Posted in Asian Diaspora, Books, Media Archive, Novels, United Kingdom on 2022-04-14 22:10Z by Steven

Woman, Eating: A Literary Vampire Novel

HarperVia (an imprint of HarperCollins)
2022-04-12
240 pages
5.5 x 0.85 x 8.25 inches
Hardcover ISBN: 9780063140882
E-book ISBN: 9780063140905
Digital Audio, MP3 ISBN: 9780063140912

Claire Kohda

A young, mixed-race vampire must find a way to balance her deep-seated desire to live amongst humans with her incessant hunger in this stunning debut novel from a writer-to-watch.

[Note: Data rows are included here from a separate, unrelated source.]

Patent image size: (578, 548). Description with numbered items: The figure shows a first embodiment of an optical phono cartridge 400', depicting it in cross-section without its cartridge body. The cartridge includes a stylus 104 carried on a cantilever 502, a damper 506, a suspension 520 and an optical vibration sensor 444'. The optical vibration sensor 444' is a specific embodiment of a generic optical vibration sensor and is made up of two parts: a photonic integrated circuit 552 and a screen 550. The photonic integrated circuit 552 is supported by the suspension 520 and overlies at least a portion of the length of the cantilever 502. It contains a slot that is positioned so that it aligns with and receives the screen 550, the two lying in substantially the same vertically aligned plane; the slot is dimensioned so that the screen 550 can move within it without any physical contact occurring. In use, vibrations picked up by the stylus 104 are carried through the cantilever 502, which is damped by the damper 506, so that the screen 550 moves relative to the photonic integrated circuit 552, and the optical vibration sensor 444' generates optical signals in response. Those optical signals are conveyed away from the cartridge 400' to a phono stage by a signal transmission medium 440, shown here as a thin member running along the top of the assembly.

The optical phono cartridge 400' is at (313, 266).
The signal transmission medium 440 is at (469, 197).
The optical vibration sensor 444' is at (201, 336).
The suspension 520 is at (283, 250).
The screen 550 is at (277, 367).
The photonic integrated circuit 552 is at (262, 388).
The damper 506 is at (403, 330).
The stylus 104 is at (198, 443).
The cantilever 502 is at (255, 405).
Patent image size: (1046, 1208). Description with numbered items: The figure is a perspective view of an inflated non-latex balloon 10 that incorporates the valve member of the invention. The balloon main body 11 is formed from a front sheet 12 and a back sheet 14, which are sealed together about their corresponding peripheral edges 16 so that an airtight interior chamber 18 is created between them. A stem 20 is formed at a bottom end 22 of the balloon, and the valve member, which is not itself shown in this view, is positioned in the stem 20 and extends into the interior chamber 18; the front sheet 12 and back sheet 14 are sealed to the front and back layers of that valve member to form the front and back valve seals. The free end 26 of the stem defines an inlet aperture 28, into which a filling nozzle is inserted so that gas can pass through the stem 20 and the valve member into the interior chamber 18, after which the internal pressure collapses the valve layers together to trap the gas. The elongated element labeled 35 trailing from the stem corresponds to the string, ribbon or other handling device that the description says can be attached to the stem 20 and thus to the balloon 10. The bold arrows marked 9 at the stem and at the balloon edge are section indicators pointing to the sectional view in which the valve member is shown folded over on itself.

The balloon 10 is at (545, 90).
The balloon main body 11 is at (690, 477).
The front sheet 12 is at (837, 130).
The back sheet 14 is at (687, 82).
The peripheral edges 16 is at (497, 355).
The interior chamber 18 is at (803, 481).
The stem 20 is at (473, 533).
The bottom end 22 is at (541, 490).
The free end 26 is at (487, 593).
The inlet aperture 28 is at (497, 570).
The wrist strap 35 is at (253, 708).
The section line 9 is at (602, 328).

Lydia is hungry. She’s always wanted to try Japanese food. Sashimi, ramen, onigiri with sour plum stuffed inside – the food her Japanese father liked to eat. And then there is bubble tea and iced-coffee, ice cream and cake, and foraged herbs and plants, and the vegetables grown by the other young artists at the London studio space she is secretly squatting in. But, Lydia can’t eat any of these things. Her body doesn’t work like those of other people. The only thing she can digest is blood, and it turns out that sourcing fresh pigs’ blood in London – where she is living away from her vampire mother for the first time – is much more difficult than she’d anticipated.

Then there are the humans – the other artists at the studio space, the people at the gallery she interns at, the strange men that follow her after dark, and Ben, a boyish, goofy-grinned artist she is developing feelings for. Lydia knows that they are her natural prey, but she can’t bring herself to feed on them. In her windowless studio, where she paints and studies the work of other artists, binge-watches Buffy the Vampire Slayer and videos of people eating food on YouTube and Instagram, Lydia considers her place in the world. She has many of the things humans wish for – perpetual youth, near-invulnerability, immortality – but she is miserable; she is lonely; and she is hungry – always hungry.

As Lydia develops as a woman and an artist, she will learn that she must reconcile the conflicts within her – between her demon and human sides, her mixed ethnic heritage, and her relationship with food, and, in turn, humans – if she is to find a way to exist in the world. Before any of this, however, she must eat.